The wonderful, nutritious world of freeze-dried fruit & veg
We all know that fruit and vegetables are fantasticaly good for us, and that we should all eat more, to ensure we’re getting all the vitamins, minerals, fibre and other nutrients we need. However, very often if you go shopping for fresh fruit & veg on a Monday, and don’t manage to finish everything quickly, your fresh produce looks in a very sorry state by the end of the week! Dried products have always been available, but when you dry fresh food in the conventional way, which usually means using an oven, most of the nutrition can be lost as the heat causes the vitamins and other nutrients to degrade – and the flavour can be radically different too. But because of the way the freeze-drying process takes place, it means the nutrition and taste are pretty much unchanged – and the only huge differences are that the weight is much lighter (because the water has gone), and as a direct result, the shelf life has been massively extended, sometimes by many years.
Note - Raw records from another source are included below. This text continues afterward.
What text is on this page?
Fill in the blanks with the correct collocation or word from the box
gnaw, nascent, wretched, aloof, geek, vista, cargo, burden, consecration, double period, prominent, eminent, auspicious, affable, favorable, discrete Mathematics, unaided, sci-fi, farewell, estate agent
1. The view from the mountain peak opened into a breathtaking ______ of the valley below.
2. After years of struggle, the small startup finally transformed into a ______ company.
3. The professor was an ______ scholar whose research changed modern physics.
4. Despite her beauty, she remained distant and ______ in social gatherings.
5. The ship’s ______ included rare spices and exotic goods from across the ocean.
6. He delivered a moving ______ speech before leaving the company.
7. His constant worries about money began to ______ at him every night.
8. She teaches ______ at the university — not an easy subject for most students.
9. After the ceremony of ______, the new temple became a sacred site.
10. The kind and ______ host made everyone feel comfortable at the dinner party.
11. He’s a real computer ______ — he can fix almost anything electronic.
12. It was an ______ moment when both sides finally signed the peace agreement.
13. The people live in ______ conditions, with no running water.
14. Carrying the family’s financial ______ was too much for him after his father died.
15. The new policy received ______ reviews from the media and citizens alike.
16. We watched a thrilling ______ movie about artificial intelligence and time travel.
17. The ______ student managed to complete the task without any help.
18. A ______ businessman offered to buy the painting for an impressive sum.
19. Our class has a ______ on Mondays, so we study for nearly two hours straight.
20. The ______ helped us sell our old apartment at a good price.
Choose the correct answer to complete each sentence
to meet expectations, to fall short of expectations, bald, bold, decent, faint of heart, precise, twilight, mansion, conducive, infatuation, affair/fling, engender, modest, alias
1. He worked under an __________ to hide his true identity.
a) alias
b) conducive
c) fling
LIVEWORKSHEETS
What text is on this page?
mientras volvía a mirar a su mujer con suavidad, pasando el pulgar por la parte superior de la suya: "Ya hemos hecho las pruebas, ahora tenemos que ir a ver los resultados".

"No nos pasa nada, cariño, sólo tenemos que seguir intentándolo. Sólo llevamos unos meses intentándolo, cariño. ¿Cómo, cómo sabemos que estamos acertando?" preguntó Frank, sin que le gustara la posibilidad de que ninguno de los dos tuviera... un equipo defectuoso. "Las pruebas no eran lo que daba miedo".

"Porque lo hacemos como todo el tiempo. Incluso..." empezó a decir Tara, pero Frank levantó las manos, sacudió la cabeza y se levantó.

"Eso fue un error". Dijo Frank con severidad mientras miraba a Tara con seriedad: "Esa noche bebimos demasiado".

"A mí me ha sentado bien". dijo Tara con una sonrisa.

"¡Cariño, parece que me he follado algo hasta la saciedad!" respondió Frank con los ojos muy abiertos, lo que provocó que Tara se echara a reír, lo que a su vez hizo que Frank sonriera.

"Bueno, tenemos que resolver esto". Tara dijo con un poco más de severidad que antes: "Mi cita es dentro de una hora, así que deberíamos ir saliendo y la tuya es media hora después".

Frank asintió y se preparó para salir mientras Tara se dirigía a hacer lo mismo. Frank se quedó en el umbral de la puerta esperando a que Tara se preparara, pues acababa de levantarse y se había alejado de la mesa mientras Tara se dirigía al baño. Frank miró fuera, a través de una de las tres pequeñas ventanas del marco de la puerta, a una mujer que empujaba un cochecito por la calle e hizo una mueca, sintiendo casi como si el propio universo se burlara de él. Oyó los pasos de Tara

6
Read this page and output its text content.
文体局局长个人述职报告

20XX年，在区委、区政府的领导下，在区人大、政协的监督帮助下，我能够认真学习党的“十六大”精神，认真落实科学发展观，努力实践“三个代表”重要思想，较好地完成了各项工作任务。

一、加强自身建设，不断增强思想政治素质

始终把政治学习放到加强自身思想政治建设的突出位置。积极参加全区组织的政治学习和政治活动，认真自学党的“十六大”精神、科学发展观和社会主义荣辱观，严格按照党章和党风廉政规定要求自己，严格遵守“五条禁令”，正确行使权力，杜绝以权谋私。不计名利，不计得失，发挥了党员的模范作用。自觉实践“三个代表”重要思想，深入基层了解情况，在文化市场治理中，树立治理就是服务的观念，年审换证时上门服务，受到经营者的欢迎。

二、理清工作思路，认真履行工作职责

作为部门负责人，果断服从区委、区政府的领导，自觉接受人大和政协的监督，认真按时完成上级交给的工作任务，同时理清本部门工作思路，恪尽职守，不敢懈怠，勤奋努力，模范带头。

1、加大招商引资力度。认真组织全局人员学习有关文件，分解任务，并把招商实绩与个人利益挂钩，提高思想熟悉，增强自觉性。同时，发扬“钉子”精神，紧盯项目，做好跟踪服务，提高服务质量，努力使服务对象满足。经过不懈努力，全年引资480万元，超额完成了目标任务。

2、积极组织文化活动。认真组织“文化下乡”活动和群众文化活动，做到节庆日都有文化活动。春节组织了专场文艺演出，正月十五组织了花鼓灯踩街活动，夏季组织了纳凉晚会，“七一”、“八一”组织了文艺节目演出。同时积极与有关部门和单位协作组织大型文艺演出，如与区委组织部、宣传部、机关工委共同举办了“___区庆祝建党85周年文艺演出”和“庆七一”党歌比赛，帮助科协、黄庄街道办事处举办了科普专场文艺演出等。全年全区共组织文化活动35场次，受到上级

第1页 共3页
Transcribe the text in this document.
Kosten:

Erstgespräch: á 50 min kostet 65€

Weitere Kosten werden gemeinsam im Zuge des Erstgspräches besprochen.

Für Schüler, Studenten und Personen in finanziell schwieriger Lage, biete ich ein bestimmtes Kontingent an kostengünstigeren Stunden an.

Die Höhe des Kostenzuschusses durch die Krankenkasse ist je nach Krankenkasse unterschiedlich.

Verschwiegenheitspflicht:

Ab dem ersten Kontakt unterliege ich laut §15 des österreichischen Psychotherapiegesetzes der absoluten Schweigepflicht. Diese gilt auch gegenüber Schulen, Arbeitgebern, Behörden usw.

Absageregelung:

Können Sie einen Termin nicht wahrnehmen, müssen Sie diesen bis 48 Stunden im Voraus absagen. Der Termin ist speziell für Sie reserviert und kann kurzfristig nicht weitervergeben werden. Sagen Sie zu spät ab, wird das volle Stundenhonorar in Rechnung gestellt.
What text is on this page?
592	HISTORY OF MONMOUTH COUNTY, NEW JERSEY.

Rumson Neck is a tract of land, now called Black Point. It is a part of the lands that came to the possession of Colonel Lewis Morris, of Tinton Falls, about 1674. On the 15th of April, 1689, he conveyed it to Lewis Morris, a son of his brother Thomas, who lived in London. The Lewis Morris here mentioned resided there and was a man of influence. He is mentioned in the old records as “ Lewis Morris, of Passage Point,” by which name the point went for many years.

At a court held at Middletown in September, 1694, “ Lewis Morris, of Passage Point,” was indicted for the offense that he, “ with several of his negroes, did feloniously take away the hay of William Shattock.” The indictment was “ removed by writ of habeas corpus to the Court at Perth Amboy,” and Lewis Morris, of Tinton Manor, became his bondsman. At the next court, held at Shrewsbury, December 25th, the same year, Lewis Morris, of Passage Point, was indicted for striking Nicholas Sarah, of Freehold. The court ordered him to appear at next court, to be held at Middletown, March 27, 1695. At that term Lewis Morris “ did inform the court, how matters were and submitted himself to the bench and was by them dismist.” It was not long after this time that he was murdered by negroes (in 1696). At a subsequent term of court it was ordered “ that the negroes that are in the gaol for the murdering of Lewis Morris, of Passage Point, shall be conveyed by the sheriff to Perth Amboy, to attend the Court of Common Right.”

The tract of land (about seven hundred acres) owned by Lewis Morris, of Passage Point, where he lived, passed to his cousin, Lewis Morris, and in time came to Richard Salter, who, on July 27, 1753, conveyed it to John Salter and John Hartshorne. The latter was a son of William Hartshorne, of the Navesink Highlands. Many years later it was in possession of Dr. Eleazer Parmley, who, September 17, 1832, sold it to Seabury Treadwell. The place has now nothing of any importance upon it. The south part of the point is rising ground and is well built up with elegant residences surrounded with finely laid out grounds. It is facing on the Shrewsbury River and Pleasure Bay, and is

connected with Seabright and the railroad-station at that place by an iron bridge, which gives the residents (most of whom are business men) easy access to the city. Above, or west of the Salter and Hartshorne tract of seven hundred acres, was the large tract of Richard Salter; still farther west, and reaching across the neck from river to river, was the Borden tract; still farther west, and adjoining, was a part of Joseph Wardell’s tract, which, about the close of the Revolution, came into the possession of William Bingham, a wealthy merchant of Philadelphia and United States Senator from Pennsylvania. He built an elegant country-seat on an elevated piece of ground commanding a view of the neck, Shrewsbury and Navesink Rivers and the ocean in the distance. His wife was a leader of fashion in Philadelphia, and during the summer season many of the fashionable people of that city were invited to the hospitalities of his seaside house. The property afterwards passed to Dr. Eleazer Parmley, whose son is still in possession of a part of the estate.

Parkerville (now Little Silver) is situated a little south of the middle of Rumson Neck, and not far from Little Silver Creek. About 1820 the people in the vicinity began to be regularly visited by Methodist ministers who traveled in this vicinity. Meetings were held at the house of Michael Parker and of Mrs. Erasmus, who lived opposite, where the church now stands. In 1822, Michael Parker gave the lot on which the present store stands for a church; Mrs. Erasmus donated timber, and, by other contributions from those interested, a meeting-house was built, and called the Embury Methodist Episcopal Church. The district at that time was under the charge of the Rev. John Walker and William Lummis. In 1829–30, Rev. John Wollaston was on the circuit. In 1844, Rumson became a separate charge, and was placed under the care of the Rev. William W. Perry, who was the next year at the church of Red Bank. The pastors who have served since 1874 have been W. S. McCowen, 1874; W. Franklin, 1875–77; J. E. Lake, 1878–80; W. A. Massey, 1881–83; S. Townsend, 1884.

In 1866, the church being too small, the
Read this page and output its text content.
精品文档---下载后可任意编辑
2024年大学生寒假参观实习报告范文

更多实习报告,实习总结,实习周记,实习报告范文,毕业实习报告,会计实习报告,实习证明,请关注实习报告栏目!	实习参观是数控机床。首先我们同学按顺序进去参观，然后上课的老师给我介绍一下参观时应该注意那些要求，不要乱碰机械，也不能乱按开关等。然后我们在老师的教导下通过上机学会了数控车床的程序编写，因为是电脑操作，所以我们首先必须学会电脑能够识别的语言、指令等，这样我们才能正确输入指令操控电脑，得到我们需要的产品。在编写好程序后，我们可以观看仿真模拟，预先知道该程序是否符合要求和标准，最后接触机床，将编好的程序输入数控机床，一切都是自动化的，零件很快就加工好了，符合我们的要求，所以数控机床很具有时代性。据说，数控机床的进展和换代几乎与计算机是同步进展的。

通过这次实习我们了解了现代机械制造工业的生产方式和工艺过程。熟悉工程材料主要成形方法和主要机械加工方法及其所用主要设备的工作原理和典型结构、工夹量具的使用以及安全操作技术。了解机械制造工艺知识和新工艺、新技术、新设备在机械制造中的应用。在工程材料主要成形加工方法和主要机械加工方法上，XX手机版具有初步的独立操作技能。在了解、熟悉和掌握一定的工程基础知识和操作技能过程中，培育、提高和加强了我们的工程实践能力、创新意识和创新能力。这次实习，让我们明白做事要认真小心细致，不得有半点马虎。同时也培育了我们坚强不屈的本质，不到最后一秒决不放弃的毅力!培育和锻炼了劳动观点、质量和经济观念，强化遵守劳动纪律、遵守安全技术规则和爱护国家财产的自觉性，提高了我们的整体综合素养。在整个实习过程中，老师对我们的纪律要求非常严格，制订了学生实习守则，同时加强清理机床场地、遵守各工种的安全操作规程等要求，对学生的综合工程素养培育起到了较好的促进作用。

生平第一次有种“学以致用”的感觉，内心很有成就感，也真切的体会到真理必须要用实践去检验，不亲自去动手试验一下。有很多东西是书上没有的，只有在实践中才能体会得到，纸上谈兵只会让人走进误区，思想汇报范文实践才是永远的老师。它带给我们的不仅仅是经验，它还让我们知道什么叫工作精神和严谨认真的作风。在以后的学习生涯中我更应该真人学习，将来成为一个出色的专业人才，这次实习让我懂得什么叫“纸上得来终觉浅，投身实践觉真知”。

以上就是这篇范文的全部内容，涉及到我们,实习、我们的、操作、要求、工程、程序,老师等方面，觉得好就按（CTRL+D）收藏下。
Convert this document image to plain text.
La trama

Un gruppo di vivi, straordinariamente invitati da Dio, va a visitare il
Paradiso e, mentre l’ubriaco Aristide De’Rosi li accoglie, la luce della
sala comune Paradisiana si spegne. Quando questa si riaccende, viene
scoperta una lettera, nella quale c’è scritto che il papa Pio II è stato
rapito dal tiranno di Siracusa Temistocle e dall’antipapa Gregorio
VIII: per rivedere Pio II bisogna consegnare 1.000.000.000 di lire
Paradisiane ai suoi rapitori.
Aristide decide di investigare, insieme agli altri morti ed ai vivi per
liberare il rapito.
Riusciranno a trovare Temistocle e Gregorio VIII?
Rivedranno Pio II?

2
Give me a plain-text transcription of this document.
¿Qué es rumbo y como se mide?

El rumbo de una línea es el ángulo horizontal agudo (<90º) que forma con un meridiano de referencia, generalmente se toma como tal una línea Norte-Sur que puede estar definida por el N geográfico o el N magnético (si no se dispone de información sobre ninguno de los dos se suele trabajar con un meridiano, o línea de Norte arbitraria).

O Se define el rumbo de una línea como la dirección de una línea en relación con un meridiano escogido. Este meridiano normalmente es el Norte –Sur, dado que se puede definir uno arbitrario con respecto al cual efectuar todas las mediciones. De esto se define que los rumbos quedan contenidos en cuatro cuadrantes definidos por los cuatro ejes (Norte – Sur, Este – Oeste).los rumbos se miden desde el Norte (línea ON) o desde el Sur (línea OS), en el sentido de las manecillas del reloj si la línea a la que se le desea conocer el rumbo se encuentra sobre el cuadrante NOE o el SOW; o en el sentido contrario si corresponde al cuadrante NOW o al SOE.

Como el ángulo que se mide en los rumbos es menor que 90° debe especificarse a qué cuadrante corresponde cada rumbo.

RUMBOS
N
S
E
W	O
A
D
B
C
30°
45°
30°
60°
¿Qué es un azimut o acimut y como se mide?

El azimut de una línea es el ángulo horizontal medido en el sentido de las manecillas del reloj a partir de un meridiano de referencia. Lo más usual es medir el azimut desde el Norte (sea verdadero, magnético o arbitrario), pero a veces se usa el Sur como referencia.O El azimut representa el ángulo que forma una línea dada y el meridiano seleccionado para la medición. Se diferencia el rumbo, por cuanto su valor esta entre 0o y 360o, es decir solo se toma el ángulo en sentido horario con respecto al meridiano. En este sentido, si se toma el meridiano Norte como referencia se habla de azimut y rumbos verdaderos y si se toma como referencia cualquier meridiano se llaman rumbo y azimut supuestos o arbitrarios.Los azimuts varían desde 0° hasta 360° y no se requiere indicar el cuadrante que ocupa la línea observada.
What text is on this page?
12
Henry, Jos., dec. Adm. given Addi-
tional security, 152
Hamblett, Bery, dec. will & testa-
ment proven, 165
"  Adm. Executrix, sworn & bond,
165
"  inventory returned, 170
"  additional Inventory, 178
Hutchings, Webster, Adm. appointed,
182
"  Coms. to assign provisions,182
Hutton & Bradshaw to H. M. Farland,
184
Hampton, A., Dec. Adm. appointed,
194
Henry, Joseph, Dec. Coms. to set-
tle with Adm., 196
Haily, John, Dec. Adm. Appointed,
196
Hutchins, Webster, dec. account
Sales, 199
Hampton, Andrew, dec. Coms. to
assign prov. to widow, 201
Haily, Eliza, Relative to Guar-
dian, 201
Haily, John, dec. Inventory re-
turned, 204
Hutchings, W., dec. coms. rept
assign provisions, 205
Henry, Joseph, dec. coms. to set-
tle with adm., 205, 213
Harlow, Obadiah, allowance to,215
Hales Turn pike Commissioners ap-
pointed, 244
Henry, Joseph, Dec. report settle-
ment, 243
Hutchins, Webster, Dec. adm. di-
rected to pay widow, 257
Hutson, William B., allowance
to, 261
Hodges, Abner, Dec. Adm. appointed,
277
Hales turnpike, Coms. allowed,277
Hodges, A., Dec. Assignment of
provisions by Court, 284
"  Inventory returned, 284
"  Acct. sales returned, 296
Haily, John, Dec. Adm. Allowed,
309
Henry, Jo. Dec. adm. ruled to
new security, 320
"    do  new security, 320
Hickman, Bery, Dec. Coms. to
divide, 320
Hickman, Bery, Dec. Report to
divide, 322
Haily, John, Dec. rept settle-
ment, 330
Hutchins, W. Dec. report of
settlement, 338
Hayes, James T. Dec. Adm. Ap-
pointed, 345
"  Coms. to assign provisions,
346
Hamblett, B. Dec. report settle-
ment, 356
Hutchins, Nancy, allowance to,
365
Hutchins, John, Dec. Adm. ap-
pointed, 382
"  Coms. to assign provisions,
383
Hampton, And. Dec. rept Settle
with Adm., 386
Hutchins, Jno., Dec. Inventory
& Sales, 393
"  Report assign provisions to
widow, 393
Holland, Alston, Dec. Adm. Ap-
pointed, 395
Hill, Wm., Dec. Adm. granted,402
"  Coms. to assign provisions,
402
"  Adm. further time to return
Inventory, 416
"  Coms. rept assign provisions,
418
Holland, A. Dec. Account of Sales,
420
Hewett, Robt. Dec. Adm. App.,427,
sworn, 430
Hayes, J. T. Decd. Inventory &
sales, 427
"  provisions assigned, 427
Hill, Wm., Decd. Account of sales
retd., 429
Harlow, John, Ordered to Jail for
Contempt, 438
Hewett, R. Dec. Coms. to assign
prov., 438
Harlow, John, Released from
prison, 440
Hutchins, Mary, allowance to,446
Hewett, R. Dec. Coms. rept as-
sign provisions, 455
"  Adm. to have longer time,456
Let’s take a closer look at the magical world of freeze-drying….
Freeze-drying is also known as lyophilisation, and involves food being placed in huge, sealed pressure chambers, where it’s frozen rapidly. The pressure is then lowered before all the water is then removed by a process of sublimation. This leaves the product looking almost unchanged, with its structure looking virtually the same as before. It’s a common misconception about freeze-drying that it involves buckets of chemicals being added to everything, but it’s simply a process that involves changing the temperature and pressure without anything at all needing to be added.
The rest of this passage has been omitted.